- Leontari Location within Greece
- Coordinates: 38°18′N 23°10′E﻿ / ﻿38.300°N 23.167°E
- Country: Greece
- Administrative region: Central Greece
- Regional unit: Boeotia
- Municipality: Aliartos-Thespies
- Municipal unit: Thespies

Population (2021)
- • Community: 625
- Time zone: UTC+2 (EET)
- • Summer (DST): UTC+3 (EEST)

= Leontari, Boeotia =

Leontari (Λεοντάρι, before 1930: Κασκαβέλι - Kaskaveli, Arvanite / Albanian: indef. / def. Kackavel/i) is a town in the municipal unit of Thespies in Boeotia, Greece.

==History==
The city of Leontari was founded at the end of the 14th or beginning of the 15th century by Albanian settlers, the so-called Arvanites, under the leadership of Zogra Kobili. Leontari was first attested as hamlet in the Ottoman census of 1466. Initially the village was named after its founder.
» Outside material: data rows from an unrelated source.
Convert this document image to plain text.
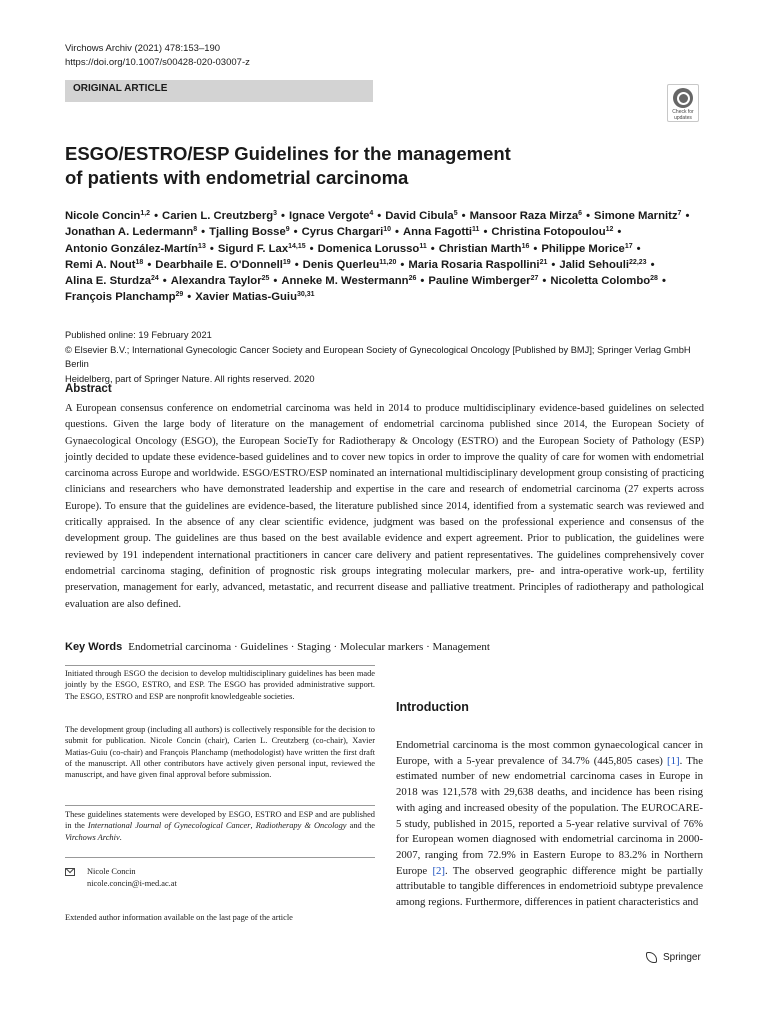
Virchows Archiv (2021) 478:153–190
https://doi.org/10.1007/s00428-020-03007-z
ORIGINAL ARTICLE
Check for
updates
ESGO/ESTRO/ESP Guidelines for the management
of patients with endometrial carcinoma
Nicole Concin$^{1,2}$ • Carien L. Creutzberg$^3$ • Ignace Vergote$^4$ • David Cibula$^5$ • Mansoor Raza Mirza$^6$ • Simone Marnitz$^7$ •
Jonathan A. Ledermann$^8$ • Tjalling Bosse$^9$ • Cyrus Chargari$^{10}$ • Anna Fagotti$^{11}$ • Christina Fotopoulou$^{12}$ •
Antonio González-Martín$^{13}$ • Sigurd F. Lax$^{14,15}$ • Domenica Lorusso$^{11}$ • Christian Marth$^{16}$ • Philippe Morice$^{17}$ •
Remi A. Nout$^{18}$ • Dearbhaile E. O'Donnell$^{19}$ • Denis Querleu$^{11,20}$ • Maria Rosaria Raspollini$^{21}$ • Jalid Sehouli$^{22,23}$ •
Alina E. Sturdza$^{24}$ • Alexandra Taylor$^{25}$ • Anneke M. Westermann$^{26}$ • Pauline Wimberger$^{27}$ • Nicoletta Colombo$^{28}$ •
François Planchamp$^{29}$ • Xavier Matias-Guiu$^{30,31}$
Published online: 19 February 2021
© Elsevier B.V.; International Gynecologic Cancer Society and European Society of Gynecological Oncology [Published by BMJ]; Springer Verlag GmbH Berlin
Heidelberg, part of Springer Nature. All rights reserved. 2020
Abstract

A European consensus conference on endometrial carcinoma was held in 2014 to produce multidisciplinary evidence-based guidelines on selected questions. Given the large body of literature on the management of endometrial carcinoma published since 2014, the European Society of Gynaecological Oncology (ESGO), the European SocieTy for Radiotherapy & Oncology (ESTRO) and the European Society of Pathology (ESP) jointly decided to update these evidence-based guidelines and to cover new topics in order to improve the quality of care for women with endometrial carcinoma across Europe and worldwide. ESGO/ESTRO/ESP nominated an international multidisciplinary development group consisting of practicing clinicians and researchers who have demonstrated leadership and expertise in the care and research of endometrial carcinoma (27 experts across Europe). To ensure that the guidelines are evidence-based, the literature published since 2014, identified from a systematic search was reviewed and critically appraised. In the absence of any clear scientific evidence, judgment was based on the professional experience and consensus of the development group. The guidelines are thus based on the best available evidence and expert agreement. Prior to publication, the guidelines were reviewed by 191 independent international practitioners in cancer care delivery and patient representatives. The guidelines comprehensively cover endometrial carcinoma staging, definition of prognostic risk groups integrating molecular markers, pre- and intra-operative work-up, fertility preservation, management for early, advanced, metastatic, and recurrent disease and palliative treatment. Principles of radiotherapy and pathological evaluation are also defined.

Key Words Endometrial carcinoma · Guidelines · Staging · Molecular markers · Management

Initiated through ESGO the decision to develop multidisciplinary guidelines has been made jointly by the ESGO, ESTRO, and ESP. The ESGO has provided administrative support. The ESGO, ESTRO and ESP are nonprofit knowledgeable societies.

The development group (including all authors) is collectively responsible for the decision to submit for publication. Nicole Concin (chair), Carien L. Creutzberg (co-chair), Xavier Matias-Guiu (co-chair) and François Planchamp (methodologist) have written the first draft of the manuscript. All other contributors have actively given personal input, reviewed the manuscript, and have given final approval before submission.

These guidelines statements were developed by ESGO, ESTRO and ESP and are published in the International Journal of Gynecological Cancer, Radiotherapy & Oncology and the Virchows Archiv.

Nicole Concin
nicole.concin@i-med.ac.at
Extended author information available on the last page of the article
Introduction

Endometrial carcinoma is the most common gynaecological cancer in Europe, with a 5-year prevalence of 34.7% (445,805 cases) [1]. The estimated number of new endometrial carcinoma cases in Europe in 2018 was 121,578 with 29,638 deaths, and incidence has been rising with aging and increased obesity of the population. The EUROCARE-5 study, published in 2015, reported a 5-year relative survival of 76% for European women diagnosed with endometrial carcinoma in 2000-2007, ranging from 72.9% in Eastern Europe to 83.2% in Northern Europe [2]. The observed geographic difference might be partially attributable to tangible differences in endometrioid subtype prevalence among regions. Furthermore, differences in patient characteristics and

Springer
Later, and until 1930, the town was named Kaskaveli or Kobili, variants of the name of the founder. In 1930 it was renamed to Leontari ("Lion" in Greek) after an ancient Greek artifact possibly related to the area.

== Demographics ==

| Year | Population |
|---|---|
| 1850 | 266 |
| 1928 | 961 |
| 1940 | 982 |
| 1951 | 1116 |
| 1971 | 1002 |
| 1981 | 1016 |
| 2001 | 1036 |
| 2011 | 904 |
| 2021 | 625 |

== Notable people ==
- Aristeidis Kollias, Lawyer, Folklorist and Historian.